Well, in some editions, there have been. In 4e, NPCs are statted out using the 'monster' blocks instead of built as PCs, 3e had NPC-specific classes for non-adventuring archetypes, the pages of early Dragon magazines were often graced with "NPC Classes," as well, including the 'Cloistered Cleric,' a non-adventuring version of that class, IIRC.

Basically characters would have certain abilities and feature that adventurers don't have access to unless they temporary stop adventuring to train, study, work, or socialize.

What do you think?
If those abilities seem appropriate to the non-adventuring life, sure. HD or combat skills/spells don't seem like good candidates, but handy rituals, sagacious research, politicking, and the like might be reasonable things for an adventurer to have to slow down to deal with as well as a non-adventurer.
 

I like the way Dragon Quest handles this, though the exact mechanics wouldn't translate to D&D. In more generic terms, it boils down to this choice:
  • Staying at home - slow XP gain, money being spent like water, learn whatever you can find a teacher for, with practically no risk.
  • Adventuring - fast XP gain, money coming in pretty decent (as well as the DM provides and the players take advantage of), minimal need for teachers, lots of risk.
In DQ, it's not quite that cut and dried, because characters don't actually improve during adventuring. It's merely that if they have a ton of XP and money gained during an adventure, they can use time very efficiently to gain abilities as long as the XP and money holds out (and they are improving things they used on the adventure).

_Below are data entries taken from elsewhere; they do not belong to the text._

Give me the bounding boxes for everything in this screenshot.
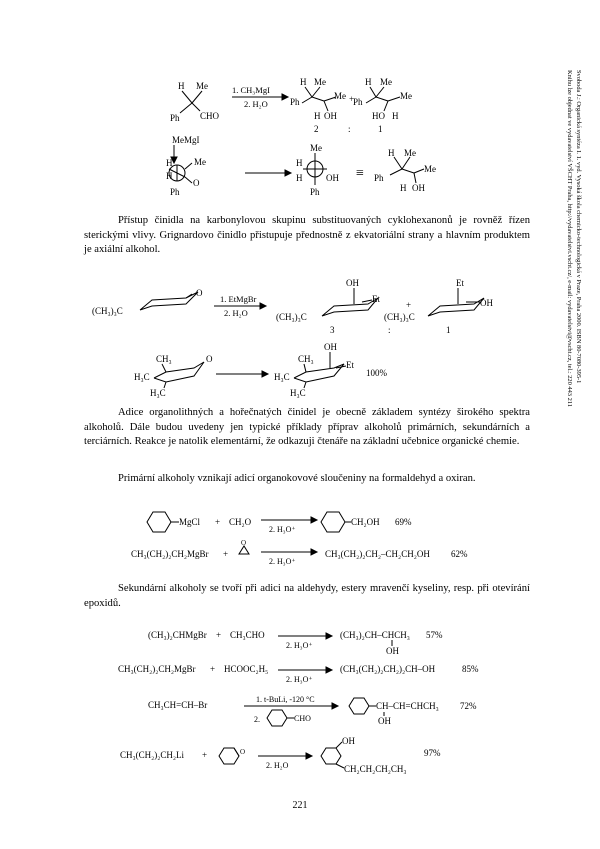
side-citation xyxy=(548,70,584,590)
s-r2-co: HCOOC₂H₅ xyxy=(224,664,269,674)
s-r1-prod: (CH₃)₂CH–CHCH₃ xyxy=(340,630,410,640)
s3-plus: + xyxy=(406,300,412,310)
s1-ratio-b: 1 xyxy=(378,124,383,134)
s-r3-prod: CH–CH=CHCH₃ xyxy=(376,701,439,711)
s4-yield: 100% xyxy=(366,368,387,378)
s3-ratio-sep: : xyxy=(388,325,391,335)
s1-p2-me: Me xyxy=(380,77,392,87)
paragraph-2 xyxy=(84,406,530,450)
s2-e-me: Me xyxy=(404,148,416,158)
s1-p1-h: H xyxy=(300,77,307,87)
p-r1-co: CH₂O xyxy=(229,517,252,527)
page-number: 221 xyxy=(292,800,308,811)
s1-ratio-a: 2 xyxy=(314,124,319,134)
s1-p1-h2: H xyxy=(314,111,321,121)
s3-ratio-a: 3 xyxy=(330,325,335,335)
s2-m-h2: H xyxy=(296,173,303,183)
s1-p2-h: H xyxy=(365,77,372,87)
p-r1-reagent: MgCl xyxy=(179,517,201,527)
s1-p2-ho: HO xyxy=(372,111,385,121)
s3-p1-sub: (CH₃)₃C xyxy=(276,312,307,322)
s2-e-h2: H xyxy=(400,183,407,193)
s4-p-h3c2: H₃C xyxy=(290,388,306,398)
s2-e-me2: Me xyxy=(424,164,436,174)
p-r2-reagent: CH₃(CH₂)₂CH₂MgBr xyxy=(131,549,209,559)
p-r2-plus: + xyxy=(223,549,229,559)
scheme-1-grignard-addition xyxy=(150,75,420,135)
p-r2-cond: 2. H₃O⁺ xyxy=(269,557,296,566)
s1-p2-me2: Me xyxy=(400,91,412,101)
s-r1-cond: 2. H₃O⁺ xyxy=(286,641,313,650)
s-r4-reagent: CH₃(CH₂)₂CH₂Li xyxy=(120,750,185,760)
s2-n-o: O xyxy=(193,178,200,188)
s1-p1-ph: Ph xyxy=(290,97,300,107)
s3-sub-o: O xyxy=(196,288,203,298)
s2-m-ph: Ph xyxy=(310,187,320,197)
s3-cond-1: 1. EtMgBr xyxy=(220,294,257,304)
s-r4-yield: 97% xyxy=(424,748,441,758)
paragraph-4 xyxy=(84,582,530,611)
s1-p2-ph: Ph xyxy=(353,97,363,107)
s-r1-plus: + xyxy=(216,630,222,640)
s-r2-plus: + xyxy=(210,664,216,674)
s-r1-reagent: (CH₃)₂CHMgBr xyxy=(148,630,207,640)
s1-cond-1: 1. CH₃MgI xyxy=(232,85,270,95)
s-r1-oh: OH xyxy=(386,646,399,656)
s4-h3c1: H₃C xyxy=(134,372,150,382)
paragraph-3-text: Primární alkoholy vznikají adicí organokovové sloučeniny na formaldehyd a oxiran. xyxy=(118,473,476,484)
s1-sub-me: Me xyxy=(196,81,208,91)
s3-p2-oh: OH xyxy=(480,298,493,308)
s2-n-h1: H xyxy=(166,158,173,168)
s-r1-yield: 57% xyxy=(426,630,443,640)
s2-m-h: H xyxy=(296,158,303,168)
s4-ch3: CH₃ xyxy=(156,354,172,364)
s-r4-chain: CH₂CH₂CH₂CH₃ xyxy=(344,764,407,774)
p-r2-prod: CH₃(CH₂)₂CH₂–CH₂CH₂OH xyxy=(325,549,430,559)
s-r1-co: CH₃CHO xyxy=(230,630,265,640)
s1-sub-h: H xyxy=(178,81,185,91)
s3-p1-et: Et xyxy=(372,294,380,304)
s-r3-cond-1: 1. t-BuLi, -120 °C xyxy=(256,695,315,704)
s-r2-yield: 85% xyxy=(462,664,479,674)
s-r3-cho: CHO xyxy=(294,714,311,723)
s2-e-ph: Ph xyxy=(374,173,384,183)
s2-e-oh: OH xyxy=(412,183,425,193)
s2-e-h: H xyxy=(388,148,395,158)
paragraph-1-text: Přístup činidla na karbonylovou skupinu substituovaných cyklohexanonů je rovněž řízen sterickými vlivy. Grignardovo činidlo přistupuje přednostně z ekvatoriální strany a hlavním produktem je axiální alkohol. xyxy=(84,215,530,256)
s3-sub: (CH₃)₃C xyxy=(92,306,123,316)
p-r2-oxiran-o: O xyxy=(241,539,247,547)
p-r1-prod: CH₂OH xyxy=(351,517,380,527)
s3-p2-sub: (CH₃)₃C xyxy=(384,312,415,322)
s-r3-reagent: CH₃CH=CH–Br xyxy=(148,700,208,710)
s4-p-h3c1: H₃C xyxy=(274,372,290,382)
s1-sub-cho: CHO xyxy=(200,111,220,121)
p-r2-yield: 62% xyxy=(451,549,468,559)
paragraph-3 xyxy=(84,472,530,487)
s1-sub-ph: Ph xyxy=(170,113,180,123)
s3-ratio-b: 1 xyxy=(446,325,451,335)
s4-p-et: Et xyxy=(346,360,354,370)
paragraph-4-text: Sekundární alkoholy se tvoří při adici na aldehydy, estery mravenčí kyseliny, resp. při otevírání epoxidů. xyxy=(84,583,530,609)
s1-p1-me2: Me xyxy=(334,91,346,101)
s-r2-cond: 2. H₃O⁺ xyxy=(286,675,313,684)
s3-p1-oh: OH xyxy=(346,278,359,288)
s2-reagent: MeMgI xyxy=(172,135,200,145)
s2-n-ph: Ph xyxy=(170,187,180,197)
s2-m-oh: OH xyxy=(326,173,339,183)
s1-cond-2: 2. H₂O xyxy=(244,99,268,109)
scheme-secondary-alcohols xyxy=(118,624,518,786)
s1-p1-me: Me xyxy=(314,77,326,87)
s-r4-cond: 2. H₂O xyxy=(266,761,289,770)
s2-equiv: ≡ xyxy=(356,166,364,181)
s2-n-me: Me xyxy=(194,157,206,167)
scheme-4-trimethylcyclohexanone xyxy=(130,340,400,400)
p-r1-cond: 2. H₃O⁺ xyxy=(269,525,296,534)
s-r4-oh: OH xyxy=(342,736,355,746)
s-r2-reagent: CH₃(CH₂)₂CH₂MgBr xyxy=(118,664,196,674)
s3-p2-et: Et xyxy=(456,278,464,288)
s1-plus: + xyxy=(349,94,355,104)
paragraph-2-text: Adice organolithných a hořečnatých činidel je obecně základem syntézy širokého spektra alkoholů. Dále budou uvedeny jen typické příklady příprav alkoholů primárních, sekundárních a terciárních. Reakce je natolik elementární, že odkazuji čtenáře na základní učebnice organické chemie. xyxy=(84,407,530,448)
s-r3-oh: OH xyxy=(378,716,391,726)
s2-m-me: Me xyxy=(310,143,322,153)
p-r1-plus: + xyxy=(215,517,221,527)
s-r3-cond-2: 2. xyxy=(254,715,260,724)
s4-p-ch3: CH₃ xyxy=(298,354,314,364)
citation-line-1: Svoboda J.: Organická syntéza I. 1. vyd. Vysoká škola chemicko-technologická v Praze, Praha 2000. ISBN 80-7080-395-1 xyxy=(575,70,582,384)
scheme-primary-alcohols xyxy=(125,498,515,576)
s-r3-yield: 72% xyxy=(460,701,477,711)
s1-p2-h2: H xyxy=(392,111,399,121)
p-r1-yield: 69% xyxy=(395,517,412,527)
s-r2-prod: (CH₃(CH₂)₂CH₂)₂CH–OH xyxy=(340,664,436,674)
s4-p-oh: OH xyxy=(324,342,337,352)
scheme-2-newman-projection xyxy=(160,133,460,203)
s-r4-plus: + xyxy=(202,750,208,760)
s2-n-h2: H xyxy=(166,171,173,181)
paragraph-1 xyxy=(84,214,530,258)
s3-cond-2: 2. H₂O xyxy=(224,308,248,318)
citation-line-2: Knihu lze objednat ve vydavatelství VŠCHT Praha, http://vydavatelstvi.vscht.cz/, e-mail: vydavatelstvi@vscht.cz, tel.: 220 443 211 xyxy=(566,70,573,407)
scheme-3-cyclohexanone-addition xyxy=(90,278,510,338)
s4-o: O xyxy=(206,354,213,364)
s1-ratio-sep: : xyxy=(348,124,351,134)
s-r4-o: O xyxy=(240,748,246,756)
s1-p1-oh: OH xyxy=(324,111,337,121)
s4-h3c2: H₃C xyxy=(150,388,166,398)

It's that last bit that ties in most clearly to the OP. Because DQ skills can be risky to learn, you can most take advantage of staying at home when learning something new--especially if you happened to succeed in an adventure that paid better in silver than XP. :D So the mechanics have a mild encouragement to use adventuring to improve what you know, but staying at home to spread out.

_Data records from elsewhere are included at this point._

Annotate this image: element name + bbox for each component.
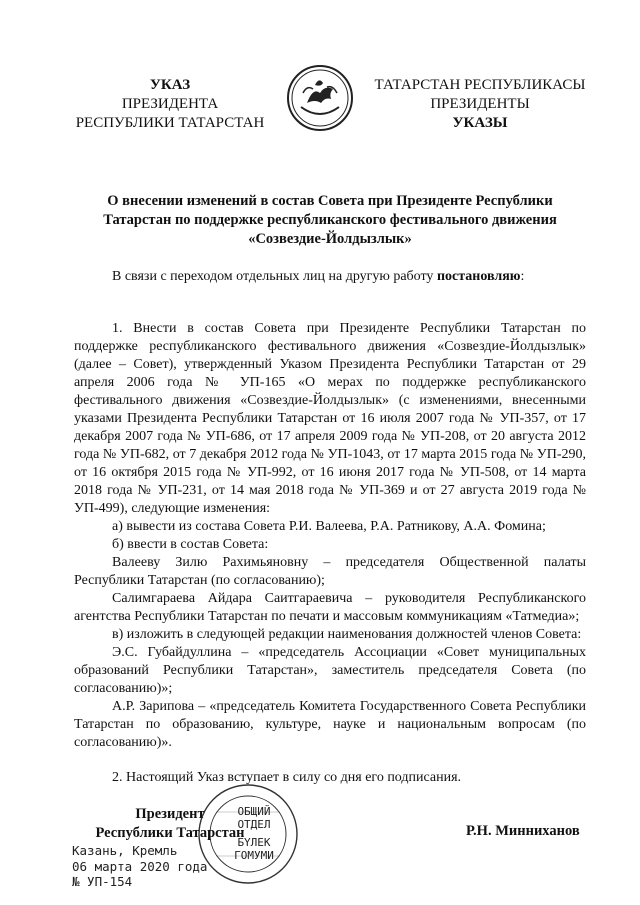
intro-text: В связи с переходом отдельных лиц на другую работу [112,269,437,284]
decree-title: О внесении изменений в состав Совета при Президенте Республики Татарстан по поддержке республиканского фестивального движения «Созвездие-Йолдызлык» [103,193,557,247]
paragraph-item-a: а) вывести из состава Совета Р.И. Валеева, Р.А. Ратникову, А.А. Фомина; [112,519,546,534]
paragraph-item-v: в) изложить в следующей редакции наименования должностей членов Совета: [112,627,582,642]
stamp-line-4: ГОМУМИ [234,849,274,862]
header-right-line-3: УКАЗЫ [452,115,508,131]
intro-paragraph [74,268,586,286]
decree-body [74,320,586,787]
decree-number: № УП-154 [72,874,133,889]
stamp-line-1: ОБЩИЙ [237,805,271,818]
paragraph-valeeva: Валееву Зилю Рахимьяновну – председателя Общественной палаты Республики Татарстан (по согласованию); [74,555,586,588]
header-right-block [362,76,598,133]
paragraph-gubaidullin: Э.С. Губайдуллина – «председатель Ассоциации «Совет муниципальных образований Республики Татарстан», заместитель председателя Совета (по согласованию)»; [74,645,586,696]
header-right-line-1: ТАТАРСТАН РЕСПУБЛИКАСЫ [374,77,586,93]
signature-title [80,805,260,843]
signature-name: Р.Н. Минниханов [466,823,580,839]
tatarstan-emblem-icon [285,63,355,133]
paragraph-item-1: 1. Внести в состав Совета при Президенте Республики Татарстан по поддержке республиканского фестивального движения «Созвездие-Йолдызлык» (далее – Совет), утвержденный Указом Президента Республики Татарстан от 29 апреля 2006 года № УП-165 «О мерах по поддержке республиканского фестивального движения «Созвездие-Йолдызлык» (с изменениями, внесенными указами Президента Республики Татарстан от 16 июля 2007 года № УП-357, от 17 декабря 2007 года № УП-686, от 17 апреля 2009 года № УП-208, от 20 августа 2012 года № УП-682, от 7 декабря 2012 года № УП-1043, от 17 марта 2015 года № УП-290, от 16 октября 2015 года № УП-992, от 16 июня 2017 года № УП-508, от 14 марта 2018 года № УП-231, от 14 мая 2018 года № УП-369 и от 27 августа 2019 года № УП-499), следующие изменения: [74,321,586,516]
paragraph-zaripov: А.Р. Зарипова – «председатель Комитета Государственного Совета Республики Татарстан по образованию, культуре, науке и национальным вопросам (по согласованию)». [74,699,586,750]
header-left-line-3: РЕСПУБЛИКИ ТАТАРСТАН [75,115,265,131]
stamp-line-3: БҮЛЕК [237,836,271,849]
header-right-line-2: ПРЕЗИДЕНТЫ [430,96,530,112]
paragraph-salimgaraev: Салимгараева Айдара Саитгараевича – руководителя Республиканского агентства Республики Татарстан по печати и массовым коммуникациям «Татмедиа»; [74,591,586,624]
paragraph-item-b: б) ввести в состав Совета: [112,537,269,552]
header-left-block [70,76,270,133]
header-left-line-1: УКАЗ [149,77,191,93]
intro-colon: : [520,269,525,284]
signature-title-line-2: Республики Татарстан [95,825,245,841]
header-left-line-2: ПРЕЗИДЕНТА [121,96,219,112]
paragraph-item-2: 2. Настоящий Указ вступает в силу со дня его подписания. [112,770,462,785]
decree-place-date-block [72,843,207,890]
decree-date: 06 марта 2020 года [72,858,208,874]
decree-place: Казань, Кремль [72,843,178,858]
stamp-line-2: ОТДЕЛ [237,818,271,831]
intro-bold-word: постановляю [436,269,521,284]
signature-title-line-1: Президент [135,806,205,822]
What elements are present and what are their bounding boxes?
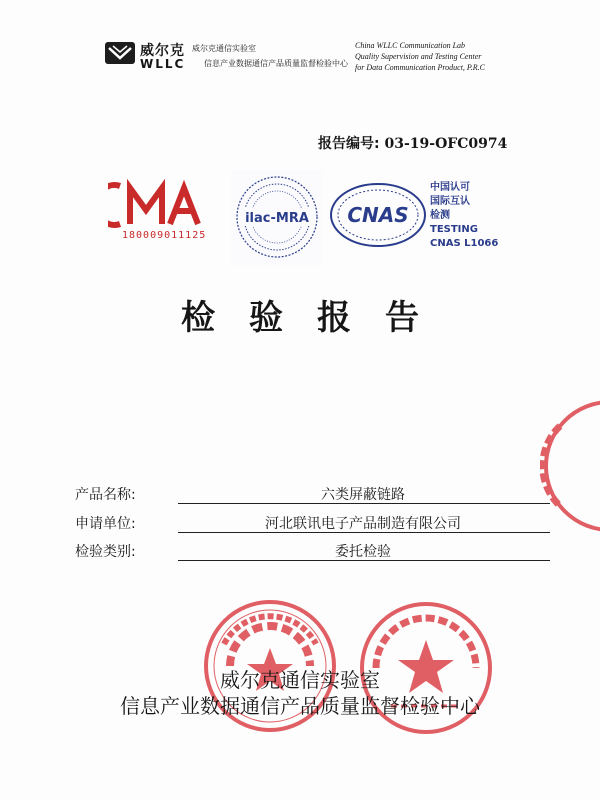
- lab-en-line: Quality Supervision and Testing Center: [355, 52, 482, 61]
- cnas-line: CNAS L1066: [430, 238, 499, 249]
- cma-number: 180009011125: [122, 230, 207, 241]
- cnas-text: CNAS: [347, 203, 409, 227]
- field-label-category: 检验类别:: [75, 544, 136, 560]
- lab-english-name: [355, 40, 555, 73]
- lab-en-line: China WLLC Communication Lab: [355, 41, 466, 50]
- seal-edge-right: [540, 396, 600, 540]
- cnas-line: TESTING: [430, 224, 478, 235]
- report-number: [318, 133, 507, 153]
- page-title: 检验报告: [181, 298, 453, 338]
- brand-en: WLLC: [140, 57, 186, 71]
- field-underline: [178, 532, 550, 533]
- cnas-line: 检测: [430, 210, 450, 221]
- ilac-text: ilac-MRA: [245, 211, 309, 226]
- field-underline: [178, 503, 550, 504]
- field-value-category: 委托检验: [335, 544, 391, 560]
- wllc-logo-icon: [104, 40, 136, 66]
- brand-cn: 威尔克: [140, 43, 185, 59]
- field-underline: [178, 560, 550, 561]
- org-name-line1: 威尔克通信实验室: [220, 668, 380, 692]
- cnas-line: 中国认可: [430, 182, 470, 193]
- report-number-value: 03-19-OFC0974: [384, 136, 508, 152]
- field-value-product: 六类屏蔽链路: [321, 487, 405, 503]
- field-label-applicant: 申请单位:: [75, 516, 136, 532]
- report-number-label: 报告编号:: [318, 136, 380, 152]
- brand-sub-line2: 信息产业数据通信产品质量监督检验中心: [204, 59, 348, 68]
- brand-sub-line1: 威尔克通信实验室: [192, 44, 256, 53]
- cnas-accreditation-text: [430, 181, 512, 265]
- lab-en-line: for Data Communication Product, P.R.C: [355, 63, 485, 72]
- field-value-applicant: 河北联讯电子产品制造有限公司: [265, 516, 461, 532]
- ilac-mra-mark: [231, 170, 323, 265]
- cnas-line: 国际互认: [430, 196, 470, 207]
- cnas-mark: [328, 180, 428, 250]
- org-name-line2: 信息产业数据通信产品质量监督检验中心: [120, 694, 480, 718]
- field-label-product: 产品名称:: [75, 487, 136, 503]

To make something similar work out in Next along the lines of the OP, you'd like for your either/or abilities to be extensions or variations on the main abilities. For example, consider fireball. The adventuring guy might get the option to enlarge the blast or change the range--extend the power of the spell. The stay at home guy might get the option to change the shape.

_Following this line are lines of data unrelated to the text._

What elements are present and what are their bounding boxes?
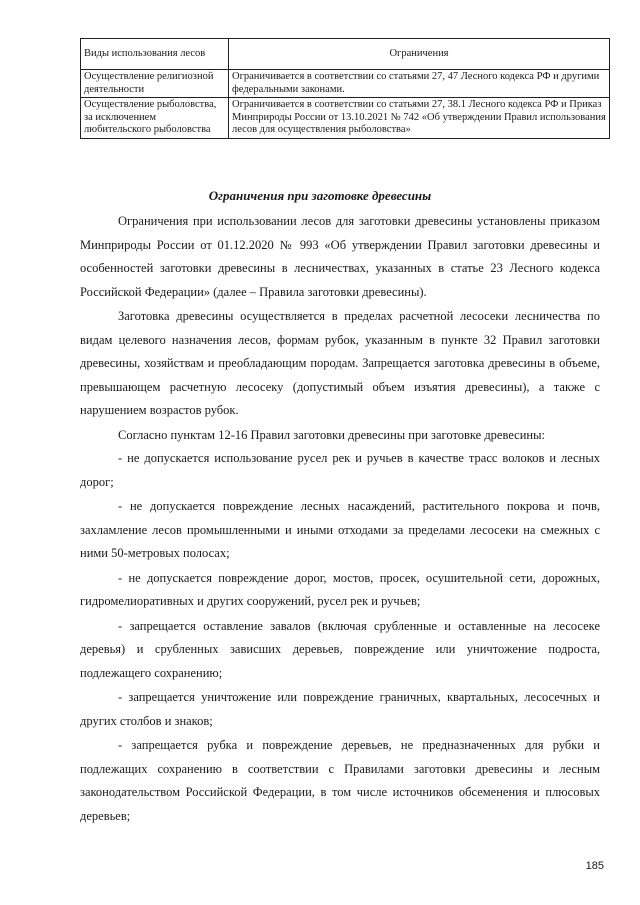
paragraph: Согласно пунктам 12-16 Правил заготовки древесины при заготовке древесины: — [118, 427, 545, 442]
list-item: - не допускается повреждение дорог, мостов, просек, осушительной сети, дорожных, гидромелиоративных и других сооружений, русел рек и ручьев; — [80, 570, 600, 608]
table-row — [81, 98, 610, 139]
table-cell: Ограничивается в соответствии со статьями 27, 38.1 Лесного кодекса РФ и Приказ Минприроды России от 13.10.2021 № 742 «Об утверждении Правил использования лесов для осуществления рыболовства» — [229, 98, 610, 139]
paragraph: Заготовка древесины осуществляется в пределах расчетной лесосеки лесничества по видам целевого назначения лесов, формам рубок, указанным в пункте 32 Правил заготовки древесины, хозяйствам и преобладающим породам. Запрещается заготовка древесины в объеме, превышающем расчетную лесосеку (допустимый объем изъятия древесины), а также с нарушением возрастов рубок. — [80, 309, 600, 417]
section-title: Ограничения при заготовке древесины — [208, 188, 432, 203]
table-row — [81, 70, 610, 98]
page-number: 185 — [585, 860, 604, 872]
body-text — [80, 210, 600, 828]
paragraph: Ограничения при использовании лесов для заготовки древесины установлены приказом Минприроды России от 01.12.2020 № 993 «Об утверждении Правил заготовки древесины и особенностей заготовки древесины в лесничествах, указанных в статье 23 Лесного кодекса Российской Федерации» (далее – Правила заготовки древесины). — [80, 214, 600, 299]
list-item: - не допускается повреждение лесных насаждений, растительного покрова и почв, захламление лесов промышленными и иными отходами за пределами лесосеки на смежных с ними 50-метровых полосах; — [80, 499, 600, 560]
list-item: - запрещается уничтожение или повреждение граничных, квартальных, лесосечных и других столбов и знаков; — [80, 690, 600, 728]
forest-use-restrictions-table — [80, 38, 610, 139]
list-item: - не допускается использование русел рек и ручьев в качестве трасс волоков и лесных дорог; — [80, 451, 600, 489]
table-header-row — [81, 39, 610, 70]
table-header-cell: Виды использования лесов — [81, 39, 229, 70]
table-cell: Ограничивается в соответствии со статьями 27, 47 Лесного кодекса РФ и другими федеральными законами. — [229, 70, 610, 98]
table-cell: Осуществление рыболовства, за исключением любительского рыболовства — [81, 98, 229, 139]
list-item: - запрещается рубка и повреждение деревьев, не предназначенных для рубки и подлежащих сохранению в соответствии с Правилами заготовки древесины и лесным законодательством Российской Федерации, в том числе источников обсеменения и плюсовых деревьев; — [80, 738, 600, 823]
table-header-cell: Ограничения — [229, 39, 610, 70]
list-item: - запрещается оставление завалов (включая срубленные и оставленные на лесосеке деревья) и срубленных зависших деревьев, повреждение или уничтожение подроста, подлежащего сохранению; — [80, 618, 600, 680]
table-cell: Осуществление религиозной деятельности — [81, 70, 229, 98]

That might be too fine-grained, but it does suggest the possibility of unlocking such abilities over time, with each successive unlocking widening the differences, while still allowing a balanced character to do some of each. Alternately, you can also cap it by level--i.e. every level, you get to do one or two of these unlockings, with the mix allowed being somewhat of a DM judgment. If you home for a couple of years (off screen), then you can only pick those options.
 

Sounds like a throwback to 1E training rules to me. You may have earned the XP, but needed to spend some time and gold with a mentor or studying/training in order to gain a level.